Compliance: CFPB issues FAQs on SAFE Act amendments

September 30, 2019

The Consumer Financial Protection Bureau (CFPB) has published four frequently asked questions about the Secure and Fair Enforcement for Mortgage Licensing Act (SAFE Act) of 2008, and the amendments made by enactment of S. 2155. These amendments are effective Nov. 24, and details can be found in a recent CUNA CompBlog entry.

S. 2155 permits state-licensed mortgage loan originators (MLOs) licensed in one state to temporarily work in another state while waiting for licensing approval in the new state, if certain conditions are met.

It also provides registered MLOs who move from a credit union (or other depository institution) to a non-depository institution a grace period to complete the state's licensing requirements.

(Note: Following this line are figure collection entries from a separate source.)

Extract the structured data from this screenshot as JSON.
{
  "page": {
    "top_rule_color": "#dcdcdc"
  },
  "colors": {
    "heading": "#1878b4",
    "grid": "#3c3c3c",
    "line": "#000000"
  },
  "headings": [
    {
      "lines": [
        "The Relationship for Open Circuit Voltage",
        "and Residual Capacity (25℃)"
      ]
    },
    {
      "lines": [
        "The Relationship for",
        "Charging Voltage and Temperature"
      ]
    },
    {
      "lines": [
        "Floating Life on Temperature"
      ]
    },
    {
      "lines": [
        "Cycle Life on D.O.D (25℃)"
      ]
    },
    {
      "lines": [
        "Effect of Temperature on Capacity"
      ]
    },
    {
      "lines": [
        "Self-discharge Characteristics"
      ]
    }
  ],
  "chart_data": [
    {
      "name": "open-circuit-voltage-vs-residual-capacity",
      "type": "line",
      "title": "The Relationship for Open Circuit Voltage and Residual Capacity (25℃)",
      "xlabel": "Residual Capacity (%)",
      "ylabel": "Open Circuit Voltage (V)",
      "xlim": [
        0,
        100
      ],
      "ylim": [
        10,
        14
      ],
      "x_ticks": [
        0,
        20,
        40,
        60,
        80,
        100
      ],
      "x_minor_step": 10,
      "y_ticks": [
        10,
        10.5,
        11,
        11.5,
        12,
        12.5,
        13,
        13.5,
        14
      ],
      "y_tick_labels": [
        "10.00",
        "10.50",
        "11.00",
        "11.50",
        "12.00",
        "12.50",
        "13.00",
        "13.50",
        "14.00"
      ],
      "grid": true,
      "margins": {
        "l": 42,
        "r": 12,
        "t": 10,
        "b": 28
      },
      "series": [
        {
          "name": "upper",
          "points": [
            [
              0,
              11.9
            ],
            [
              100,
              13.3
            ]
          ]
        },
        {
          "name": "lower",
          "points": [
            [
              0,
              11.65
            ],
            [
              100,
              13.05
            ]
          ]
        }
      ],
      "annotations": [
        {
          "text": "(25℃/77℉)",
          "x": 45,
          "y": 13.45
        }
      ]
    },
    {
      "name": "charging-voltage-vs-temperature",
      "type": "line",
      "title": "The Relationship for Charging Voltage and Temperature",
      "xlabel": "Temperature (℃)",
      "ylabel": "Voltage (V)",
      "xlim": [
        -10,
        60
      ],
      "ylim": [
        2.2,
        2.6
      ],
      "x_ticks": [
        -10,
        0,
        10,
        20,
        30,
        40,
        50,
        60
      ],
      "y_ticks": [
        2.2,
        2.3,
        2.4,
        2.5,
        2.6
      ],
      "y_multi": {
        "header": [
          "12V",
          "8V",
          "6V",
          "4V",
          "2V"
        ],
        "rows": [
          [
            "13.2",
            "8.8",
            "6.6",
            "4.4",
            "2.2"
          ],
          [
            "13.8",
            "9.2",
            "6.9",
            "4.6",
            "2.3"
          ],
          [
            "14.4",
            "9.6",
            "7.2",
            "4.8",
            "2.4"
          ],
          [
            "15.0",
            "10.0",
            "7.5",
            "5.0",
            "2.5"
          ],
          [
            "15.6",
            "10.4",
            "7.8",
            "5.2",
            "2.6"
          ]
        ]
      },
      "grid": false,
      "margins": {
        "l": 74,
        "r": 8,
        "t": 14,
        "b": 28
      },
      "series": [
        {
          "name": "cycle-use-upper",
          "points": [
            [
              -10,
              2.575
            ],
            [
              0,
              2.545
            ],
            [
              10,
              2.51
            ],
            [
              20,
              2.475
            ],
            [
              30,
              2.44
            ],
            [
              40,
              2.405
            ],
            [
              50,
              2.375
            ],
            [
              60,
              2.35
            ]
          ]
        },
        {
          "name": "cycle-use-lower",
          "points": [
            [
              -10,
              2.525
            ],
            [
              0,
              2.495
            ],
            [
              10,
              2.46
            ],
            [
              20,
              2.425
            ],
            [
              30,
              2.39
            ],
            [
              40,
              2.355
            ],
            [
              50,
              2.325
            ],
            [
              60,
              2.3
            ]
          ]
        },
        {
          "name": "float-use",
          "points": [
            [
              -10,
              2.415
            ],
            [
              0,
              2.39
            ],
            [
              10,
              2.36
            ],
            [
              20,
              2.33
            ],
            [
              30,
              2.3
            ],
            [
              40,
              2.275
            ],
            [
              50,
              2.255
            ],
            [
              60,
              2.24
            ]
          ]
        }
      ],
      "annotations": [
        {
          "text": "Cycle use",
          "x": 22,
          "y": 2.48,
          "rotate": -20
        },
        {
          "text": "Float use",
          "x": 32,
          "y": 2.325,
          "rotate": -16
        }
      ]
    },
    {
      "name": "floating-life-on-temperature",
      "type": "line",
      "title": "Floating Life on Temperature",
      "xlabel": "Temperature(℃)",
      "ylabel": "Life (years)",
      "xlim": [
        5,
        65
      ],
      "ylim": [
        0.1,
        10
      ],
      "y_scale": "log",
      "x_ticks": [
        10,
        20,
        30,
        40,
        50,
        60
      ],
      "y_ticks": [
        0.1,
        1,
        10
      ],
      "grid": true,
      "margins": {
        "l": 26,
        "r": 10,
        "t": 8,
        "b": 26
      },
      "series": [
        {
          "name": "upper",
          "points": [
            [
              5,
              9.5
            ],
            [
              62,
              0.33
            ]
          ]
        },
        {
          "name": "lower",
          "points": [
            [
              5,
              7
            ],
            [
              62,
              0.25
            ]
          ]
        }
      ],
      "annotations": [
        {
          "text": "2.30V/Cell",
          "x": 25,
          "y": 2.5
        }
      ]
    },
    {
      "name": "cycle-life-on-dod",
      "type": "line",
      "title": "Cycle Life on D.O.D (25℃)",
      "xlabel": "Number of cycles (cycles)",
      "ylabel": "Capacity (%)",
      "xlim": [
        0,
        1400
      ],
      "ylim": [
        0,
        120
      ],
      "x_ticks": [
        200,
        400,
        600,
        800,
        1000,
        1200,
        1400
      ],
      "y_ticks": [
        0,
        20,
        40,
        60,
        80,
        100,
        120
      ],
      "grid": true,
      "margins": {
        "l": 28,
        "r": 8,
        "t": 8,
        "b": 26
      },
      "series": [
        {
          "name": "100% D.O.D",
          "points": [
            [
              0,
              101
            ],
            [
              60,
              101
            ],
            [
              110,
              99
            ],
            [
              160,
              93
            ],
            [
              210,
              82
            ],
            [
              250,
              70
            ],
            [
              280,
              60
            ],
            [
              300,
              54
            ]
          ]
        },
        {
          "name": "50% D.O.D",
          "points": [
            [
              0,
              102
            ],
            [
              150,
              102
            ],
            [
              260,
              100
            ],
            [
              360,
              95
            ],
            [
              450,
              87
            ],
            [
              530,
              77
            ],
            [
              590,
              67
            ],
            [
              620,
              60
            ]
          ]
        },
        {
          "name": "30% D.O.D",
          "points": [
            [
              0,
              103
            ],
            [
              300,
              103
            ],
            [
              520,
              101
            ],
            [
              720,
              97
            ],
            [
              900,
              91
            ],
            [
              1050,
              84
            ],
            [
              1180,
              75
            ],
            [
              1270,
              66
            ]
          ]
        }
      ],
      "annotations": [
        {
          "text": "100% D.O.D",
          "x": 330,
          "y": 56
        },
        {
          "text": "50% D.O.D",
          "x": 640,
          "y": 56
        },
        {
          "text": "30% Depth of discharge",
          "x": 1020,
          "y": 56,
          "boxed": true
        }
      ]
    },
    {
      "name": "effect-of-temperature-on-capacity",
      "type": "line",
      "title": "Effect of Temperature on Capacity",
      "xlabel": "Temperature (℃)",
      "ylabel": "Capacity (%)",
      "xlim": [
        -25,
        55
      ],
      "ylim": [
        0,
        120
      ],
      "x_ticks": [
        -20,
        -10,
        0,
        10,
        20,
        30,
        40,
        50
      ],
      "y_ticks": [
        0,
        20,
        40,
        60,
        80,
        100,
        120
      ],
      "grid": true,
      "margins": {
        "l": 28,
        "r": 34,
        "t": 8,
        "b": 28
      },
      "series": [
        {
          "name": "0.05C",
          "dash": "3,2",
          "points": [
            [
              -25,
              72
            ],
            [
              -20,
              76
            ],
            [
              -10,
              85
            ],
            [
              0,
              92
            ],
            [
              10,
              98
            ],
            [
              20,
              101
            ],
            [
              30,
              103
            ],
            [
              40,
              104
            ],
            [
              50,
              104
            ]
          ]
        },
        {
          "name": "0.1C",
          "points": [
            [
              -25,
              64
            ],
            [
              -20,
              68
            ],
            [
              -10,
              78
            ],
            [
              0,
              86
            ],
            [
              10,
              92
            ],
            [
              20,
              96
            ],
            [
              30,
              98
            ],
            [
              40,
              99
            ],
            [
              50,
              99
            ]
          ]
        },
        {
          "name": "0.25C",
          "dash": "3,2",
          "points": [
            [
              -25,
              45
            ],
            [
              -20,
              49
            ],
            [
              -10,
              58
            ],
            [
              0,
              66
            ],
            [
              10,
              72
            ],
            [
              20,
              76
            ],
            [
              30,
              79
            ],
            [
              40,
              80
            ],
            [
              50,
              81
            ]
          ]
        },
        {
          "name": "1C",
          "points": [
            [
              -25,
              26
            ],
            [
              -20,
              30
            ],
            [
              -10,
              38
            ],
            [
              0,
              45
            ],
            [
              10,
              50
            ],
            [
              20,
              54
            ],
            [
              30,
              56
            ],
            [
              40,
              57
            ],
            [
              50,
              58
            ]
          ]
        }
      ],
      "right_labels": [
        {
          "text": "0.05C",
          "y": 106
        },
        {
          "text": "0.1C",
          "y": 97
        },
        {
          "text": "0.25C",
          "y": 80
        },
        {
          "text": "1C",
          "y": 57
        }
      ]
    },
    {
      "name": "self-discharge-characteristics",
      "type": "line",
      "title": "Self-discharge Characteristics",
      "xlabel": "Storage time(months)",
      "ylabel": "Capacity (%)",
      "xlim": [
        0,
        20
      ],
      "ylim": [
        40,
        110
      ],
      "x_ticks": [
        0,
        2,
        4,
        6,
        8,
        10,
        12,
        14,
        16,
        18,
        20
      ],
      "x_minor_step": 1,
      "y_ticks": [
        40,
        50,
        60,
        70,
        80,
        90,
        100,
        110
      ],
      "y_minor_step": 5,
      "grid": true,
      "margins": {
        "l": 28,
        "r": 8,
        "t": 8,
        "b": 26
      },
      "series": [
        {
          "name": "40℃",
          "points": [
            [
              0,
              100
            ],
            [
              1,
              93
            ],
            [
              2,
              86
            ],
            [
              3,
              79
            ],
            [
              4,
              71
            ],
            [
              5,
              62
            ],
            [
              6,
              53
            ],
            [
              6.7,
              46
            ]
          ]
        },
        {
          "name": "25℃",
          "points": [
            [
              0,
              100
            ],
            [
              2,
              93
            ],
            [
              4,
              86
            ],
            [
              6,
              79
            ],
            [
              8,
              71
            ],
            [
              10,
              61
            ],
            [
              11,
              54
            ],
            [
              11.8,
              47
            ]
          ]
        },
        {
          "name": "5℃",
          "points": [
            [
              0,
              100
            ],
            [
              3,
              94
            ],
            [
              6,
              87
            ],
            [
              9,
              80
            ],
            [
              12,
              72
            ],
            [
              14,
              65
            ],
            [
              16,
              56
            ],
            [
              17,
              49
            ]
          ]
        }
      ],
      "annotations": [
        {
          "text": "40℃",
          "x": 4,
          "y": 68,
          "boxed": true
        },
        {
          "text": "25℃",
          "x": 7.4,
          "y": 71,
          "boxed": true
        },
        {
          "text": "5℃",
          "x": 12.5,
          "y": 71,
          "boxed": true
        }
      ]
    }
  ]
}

The questions fall into two categories:

  • Types of loan originators:
    • What are the categories of loan originators in the SAFE Act?
    • Where can loan originators exercise temporary authority?
  • State Transitional Licenses:
    • What is the bureau’s guidance regarding state transitional license availability under the SAFE Act?
    • Does S. 2155 impact the status of state transitional licenses under the SAFE Act?

The CFPB notes that reviewing these questions and answers is not a substitute for reviewing the SAFE Act, Regulation G or Regulation H, which the CFPB says are the “definitive sources of information regarding the requirements.”

In addition to the CompBlog, CUNA’s Compliance Community contains discussion boards and a number of other resources for credit union compliance professionals around the country.